The one-time gene therapy from uniQure and CSL Behring called Hemgenix or etranacogene dezaparvovec-drlb has been approved by the FDA, making it the first Hemophilia B gene therapy to receive the FDA green light. With the approval, it also became the most expensive medicine available around the globe with a price tag of $3.5M.
Hemophilia is a blood clotting disorder that is hereditary and generally rare among the population. It is usually treated using clotting protein factor IX injections. Single gene defect causes inadequate production of clotting factor IX, which in turn causes the bodies of the patients to not be able to stop bleeding by themselves.
Matt Kapusta, the CEO of uniQure, labeled it a historic achievement that is backed by over a decade of R&D. He said that the biggest challenge in the development of the therapy was when the company switched Factor IX variant to the Padua-variant from the wild-type FIX. The change called for reasoning, and the team convinced the FDA that even though the change had a substantial impact on patients, it was not big enough for the trial to be restarted.
Kapusta said that one of the reasons for being the first to bring the product forward is that the team was able to swiftly move to the second generation from the first.
The price point of the medicine is very high, but it is not necessarily unforeseen.

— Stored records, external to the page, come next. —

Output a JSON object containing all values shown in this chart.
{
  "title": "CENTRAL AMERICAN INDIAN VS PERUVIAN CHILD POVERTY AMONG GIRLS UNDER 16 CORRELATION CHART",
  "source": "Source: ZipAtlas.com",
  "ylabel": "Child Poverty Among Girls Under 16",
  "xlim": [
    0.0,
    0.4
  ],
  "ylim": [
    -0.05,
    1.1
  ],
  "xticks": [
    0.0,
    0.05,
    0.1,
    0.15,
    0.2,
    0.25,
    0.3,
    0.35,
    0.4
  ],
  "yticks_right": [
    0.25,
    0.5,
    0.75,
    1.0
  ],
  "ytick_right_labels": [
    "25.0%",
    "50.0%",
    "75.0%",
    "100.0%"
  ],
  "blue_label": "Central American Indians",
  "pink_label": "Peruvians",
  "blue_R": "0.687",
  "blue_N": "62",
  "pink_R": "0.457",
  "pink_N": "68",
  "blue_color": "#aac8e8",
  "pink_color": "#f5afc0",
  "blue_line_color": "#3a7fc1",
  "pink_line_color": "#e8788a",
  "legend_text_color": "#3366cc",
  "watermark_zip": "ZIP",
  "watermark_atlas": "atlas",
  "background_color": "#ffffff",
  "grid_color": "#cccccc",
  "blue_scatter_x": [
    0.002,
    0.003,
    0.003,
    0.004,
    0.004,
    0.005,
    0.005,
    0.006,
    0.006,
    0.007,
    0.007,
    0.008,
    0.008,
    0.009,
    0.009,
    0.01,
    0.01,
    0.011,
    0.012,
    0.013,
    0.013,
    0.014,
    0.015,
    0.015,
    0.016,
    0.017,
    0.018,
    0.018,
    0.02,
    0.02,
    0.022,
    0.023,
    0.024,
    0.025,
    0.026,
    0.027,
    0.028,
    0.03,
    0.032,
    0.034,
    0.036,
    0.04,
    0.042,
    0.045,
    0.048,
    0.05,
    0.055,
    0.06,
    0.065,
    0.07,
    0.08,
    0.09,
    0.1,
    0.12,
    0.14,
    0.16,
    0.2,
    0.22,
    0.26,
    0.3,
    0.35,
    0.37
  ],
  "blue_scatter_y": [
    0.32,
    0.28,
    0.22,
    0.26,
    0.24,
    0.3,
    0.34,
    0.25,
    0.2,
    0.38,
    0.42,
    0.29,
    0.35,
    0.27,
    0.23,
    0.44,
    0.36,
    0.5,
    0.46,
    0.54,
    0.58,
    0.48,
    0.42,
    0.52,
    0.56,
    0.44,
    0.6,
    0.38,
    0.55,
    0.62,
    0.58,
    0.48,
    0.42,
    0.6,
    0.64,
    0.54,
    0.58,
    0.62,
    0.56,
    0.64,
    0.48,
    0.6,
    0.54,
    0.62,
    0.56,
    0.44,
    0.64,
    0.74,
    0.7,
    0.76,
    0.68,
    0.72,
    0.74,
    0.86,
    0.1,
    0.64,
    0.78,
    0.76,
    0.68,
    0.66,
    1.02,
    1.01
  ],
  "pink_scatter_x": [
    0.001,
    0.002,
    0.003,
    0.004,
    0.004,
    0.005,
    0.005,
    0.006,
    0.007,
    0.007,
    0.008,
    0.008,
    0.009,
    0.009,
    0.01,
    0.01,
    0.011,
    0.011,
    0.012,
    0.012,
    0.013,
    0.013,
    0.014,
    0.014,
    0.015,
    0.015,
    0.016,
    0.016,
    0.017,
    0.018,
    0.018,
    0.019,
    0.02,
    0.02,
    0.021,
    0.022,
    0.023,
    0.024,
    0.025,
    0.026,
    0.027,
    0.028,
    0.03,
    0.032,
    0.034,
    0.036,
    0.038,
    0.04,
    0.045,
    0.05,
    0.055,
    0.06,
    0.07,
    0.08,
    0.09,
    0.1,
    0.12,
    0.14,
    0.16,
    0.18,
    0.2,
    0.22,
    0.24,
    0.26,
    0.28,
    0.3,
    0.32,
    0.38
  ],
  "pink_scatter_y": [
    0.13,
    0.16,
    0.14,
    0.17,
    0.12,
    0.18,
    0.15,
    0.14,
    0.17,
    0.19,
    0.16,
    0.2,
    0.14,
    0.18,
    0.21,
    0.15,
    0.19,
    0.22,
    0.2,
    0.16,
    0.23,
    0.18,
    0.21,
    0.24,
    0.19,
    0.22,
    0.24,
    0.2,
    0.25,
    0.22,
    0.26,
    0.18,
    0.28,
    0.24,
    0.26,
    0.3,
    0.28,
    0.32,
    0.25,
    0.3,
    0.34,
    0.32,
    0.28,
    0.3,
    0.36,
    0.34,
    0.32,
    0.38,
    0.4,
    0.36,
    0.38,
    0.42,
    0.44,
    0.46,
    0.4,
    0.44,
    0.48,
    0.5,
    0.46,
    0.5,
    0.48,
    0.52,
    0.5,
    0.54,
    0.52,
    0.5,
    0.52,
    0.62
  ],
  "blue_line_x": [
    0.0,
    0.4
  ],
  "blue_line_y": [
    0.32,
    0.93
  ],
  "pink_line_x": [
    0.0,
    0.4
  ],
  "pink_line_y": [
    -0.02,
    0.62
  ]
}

Previously, FDA approved two rare illness gene therapies developed by bluebird bio, and both were at comparable prices. Skysona, for CALD (Cerebral Adrenoleukodystrophy), had a price tag of $3M while Zynteglo, for beta-thalassemia, stood at $2.8M.
Hemophilia is predominantly found in the male population with a three-year-old study revealing that there were between 6,994 and 7,751 males with the condition in the United States at the time.
A CSL spokesperson stated, “We are confident this price point will generate significant cost savings for the overall healthcare system and significantly lower the economic burden of hemophilia B.”
CSL paid $500M upfront to uniQure according to the deal terms. Royalties and commercial milestone payments could rise to a maximum of $1.5B.
The approval was based on the data from the biggest Hemophilia B trial till now; Hope-B. The data showed that Hemgenix curtailed the rate of annual bleeds. 94% of the patients stopped factor IX prophylaxis and stayed prophylaxis-free.
Therapy-treated patients had a mean factor IX activity of 39% at half a year and 36.7% at 2 years post-dosing. The mean adjusted ABR (annual bleeding rate) was abridged by 54% in 7 to 18 months post-dosing.
Kapusta said that following this, he is now most excited about the Huntington’s disease gene therapy that the company has in the works. He also said that uniQure has the only AAV gene therapy that is being clinically tested at this point and very significant data will be read out in the coming year.